Che si tratti di seta, cashmere, pelle o pelliccia, i prodotti di moda di derivazione animale sono sempre più al centro dell’attenzione di gruppi animalisti.

Le campagne per bandire la pelliccia si sono trasformate in un movimento più ampio contro tutti i prodotti di derivazione animale. L’organizzazione per i diritti degli animali, PETA(Persone per il trattamento etico degli animali), utilizza ora le sue considerevoli risorse per la campagna contro la lana. Anche se la lana da allevamento non uccide nessun animale, la PETA afferma che non esiste un modo etico di tagliare le pecore per questo. Sta facendo pressione sui rivenditori di moda come Forever 21 per smettere di usare la lana completamente.

Va bene per le persone scegliere di evitare i prodotti di moda derivati da animali per ragioni etiche o anche estetiche.

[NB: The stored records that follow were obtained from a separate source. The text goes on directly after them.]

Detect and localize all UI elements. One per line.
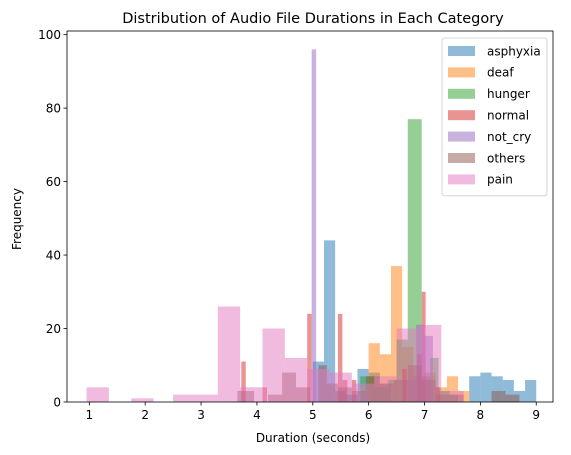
legend-label-others: others [487,151,525,165]
bar-pain-12 [396,328,419,402]
legend-swatch-not_cry [448,131,475,142]
bar-pain-9 [329,372,352,402]
legend-swatch-deaf [448,67,475,78]
x-axis-label: Duration (seconds) [256,431,370,445]
bar-pain-8 [307,368,330,402]
bar-asphyxia-1 [323,240,336,402]
bar-deaf-2 [391,266,403,402]
series-pain [86,306,464,402]
x-tick-label: 1 [86,408,94,422]
bar-pain-14 [441,390,464,402]
legend-swatch-normal [448,110,475,121]
x-tick-label: 8 [477,408,485,422]
x-axis: 1 2 3 4 5 6 7 8 9 [86,402,540,422]
y-axis: 0 20 40 60 80 100 [38,28,67,409]
legend-label-hunger: hunger [487,87,530,101]
legend-swatch-asphyxia [448,46,475,56]
bar-pain-0 [86,387,109,402]
legend-swatch-others [448,153,475,163]
bar-normal-0 [241,361,246,402]
bar-deaf-0 [368,343,380,402]
x-tick-label: 5 [309,408,317,422]
bar-asphyxia-10 [502,379,514,402]
x-tick-label: 9 [532,408,540,422]
bar-normal-3 [337,313,343,402]
legend-swatch-pain [448,174,475,185]
bar-pain-6 [262,328,285,402]
legend-label-normal: normal [487,109,529,123]
bar-pain-4 [217,306,241,402]
y-tick-label: 60 [46,175,61,189]
legend-label-deaf: deaf [487,66,514,80]
bar-others-15 [491,390,506,402]
x-tick-label: 2 [141,408,149,422]
plot-frame [66,30,554,403]
x-tick-label: 7 [421,408,429,422]
legend-label-asphyxia: asphyxia [487,44,541,58]
bar-not_cry-0 [311,49,317,403]
x-tick-label: 3 [197,408,205,422]
bar-pain-2 [173,394,196,402]
x-tick-label: 6 [365,408,373,422]
bar-pain-7 [284,357,308,402]
bar-deaf-7 [446,376,459,402]
bar-asphyxia-12 [525,379,537,402]
y-axis-label: Frequency [10,188,24,250]
bar-asphyxia-9 [491,376,503,402]
x-tick-label: 4 [253,408,261,422]
bar-pain-11 [374,376,397,402]
chart-title: Distribution of Audio File Durations in … [122,11,504,27]
y-tick-label: 80 [46,101,61,115]
legend-label-not_cry: not_cry [487,130,531,144]
bars-layer [86,49,537,403]
y-tick-label: 40 [46,248,61,262]
bar-others-16 [505,394,520,402]
bar-pain-10 [351,383,375,402]
y-tick-label: 100 [38,28,61,42]
bar-pain-1 [131,398,154,402]
bar-pain-5 [240,387,263,402]
bar-normal-2 [307,313,312,402]
bar-asphyxia-7 [469,376,481,402]
bar-pain-13 [418,324,442,402]
y-tick-label: 20 [46,322,61,336]
legend-label-pain: pain [487,173,513,187]
y-tick-label: 0 [53,395,61,409]
bar-asphyxia-8 [480,372,492,402]
legend-swatch-hunger [448,88,475,99]
bar-pain-3 [195,394,218,402]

Ma queste campagne stanno limitando la scelta del consumatore e le conseguenze negative non intenzionali sono molte!

Le campagne per vietare la pelliccia, ad esempio, hanno portato alla sostituzione di prodotti di derivazione animale con quelli di plastica: la pelliccia finta è a base di poliestere. Ma mentre la pelliccia sintetica è lodata come animal-friendly, gli ambientalisti criticano per sempre i prodotti di plastica per inquinare gli oceani. La pelliccia naturale è compostabile e non ha alcun impatto sull’ambiente in questo modo. La pelle è anche biodegradabile, mentre seta e lana sono entrambi biodegradabili e facili da riciclare.

Inoltre, la raccolta di prodotti animali può essere incredibilmente importante per la conservazione di questi animali. Quando Chanel decise di vietare l’uso delle cosiddette pelli selvatiche (da serpenti, coccodrilli, lucertole e altri rettili), alcuni ambientalisti sostenevano che ciò avrebbe danneggiato in modo significativo gli sforzi di conservazione. “Gli scambi di animali selvatici ben gestiti e sostenibili si sono rivelati un incentivo efficace per la conservazione e le conseguenze della rimozione degli incentivi sono gravi e inquietanti”, scrissero al tempo in Business of Fashion.

Vi è anche un costo umano significativo per vietare determinati prodotti, in particolare nei paesi in via di sviluppo. Mentre il cashmere (o pashmina), ad esempio, è deriso da gruppi animalisti, il processo di produzione di capre, raccolta di fibre, filatura, tessitura, tintura, timbratura, ricamo e lavaggio contribuisce enormemente alle economie delle comunità locali.

Naturalmente, le preoccupazioni sul benessere degli animali devono essere ascoltate. I cattivi attori devono essere tenuti in considerazione e allontanati dal mercato dove necessario, indipendentemente dal fatto che siano produttori che infrangono le norme sul benessere degli animali o coloro che non etichettano accuratamente i loro prodotti.

Ma i divieti sui prodotti di derivazione animale finiscono per danneggiare la conservazione, danneggiare il sud globale e limitare la scelta del consumatore.